Legal Claim Maps

At the request of my sister, I have been tinkering with simple diagram templates for law students, lawyers & clerks to structure their legal analysis, and anchor a writing they have to make, evaluating parties claims in light of the law.

Program for Legal Tech and Design - Legal Claim Map

My first go is a Legal Claim Map — just a simple table template.  The idea is to force the user to boil down the complexities into the clearest possible points with each issue area.  That seems to be a large part of the user’s struggle, to get through all the complexities, points, subpoints, factors, subfactors, and make it clear what the salient points are.

This map would offer such a prompt, through its constraints and structure.  Surely there are plenty of good iterations to be done from this template as a start.
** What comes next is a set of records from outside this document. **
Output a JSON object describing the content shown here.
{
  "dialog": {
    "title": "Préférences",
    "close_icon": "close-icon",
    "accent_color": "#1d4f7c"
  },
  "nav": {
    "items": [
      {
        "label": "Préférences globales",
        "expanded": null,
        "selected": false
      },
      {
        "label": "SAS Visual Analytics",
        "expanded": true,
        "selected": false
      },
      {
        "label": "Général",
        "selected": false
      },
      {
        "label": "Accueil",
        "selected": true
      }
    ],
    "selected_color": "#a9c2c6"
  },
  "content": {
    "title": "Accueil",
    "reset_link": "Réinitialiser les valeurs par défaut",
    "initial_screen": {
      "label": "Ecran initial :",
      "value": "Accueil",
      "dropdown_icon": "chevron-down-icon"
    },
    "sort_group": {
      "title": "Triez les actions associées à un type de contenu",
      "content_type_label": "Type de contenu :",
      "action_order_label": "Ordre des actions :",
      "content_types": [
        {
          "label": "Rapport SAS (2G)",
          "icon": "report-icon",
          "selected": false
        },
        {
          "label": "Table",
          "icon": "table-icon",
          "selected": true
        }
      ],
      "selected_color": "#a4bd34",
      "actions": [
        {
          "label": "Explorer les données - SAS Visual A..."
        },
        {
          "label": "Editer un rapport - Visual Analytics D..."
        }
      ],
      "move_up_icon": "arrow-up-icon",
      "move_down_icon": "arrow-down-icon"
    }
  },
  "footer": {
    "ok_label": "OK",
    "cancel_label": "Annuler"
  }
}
It would also be cool to see briefs or other analysis documents summarized in such a table.  I know I would rather take in the information from this type of format, rather than a multipage text document.  There may be a danger in simplification, but I can imagine this table as the cover guiding analysis, and then the text document comign afterwards as essentially an extended footnote section.

If you have any ideas — or have built something to use in your own legal writing, I’d love to hear about it!

3 Comments

Hi Margaret

Really interested to see the work you have done on legal claim maps and other legal design ideas.

I have been developing a similar idea with case plans for English employment law cases to help individuals to understand the legal basis of their case and to apply the facts and evidence from their own case to work out how they will prove their case to an Employment Tribunal.

I think it is a really useful analysis tool.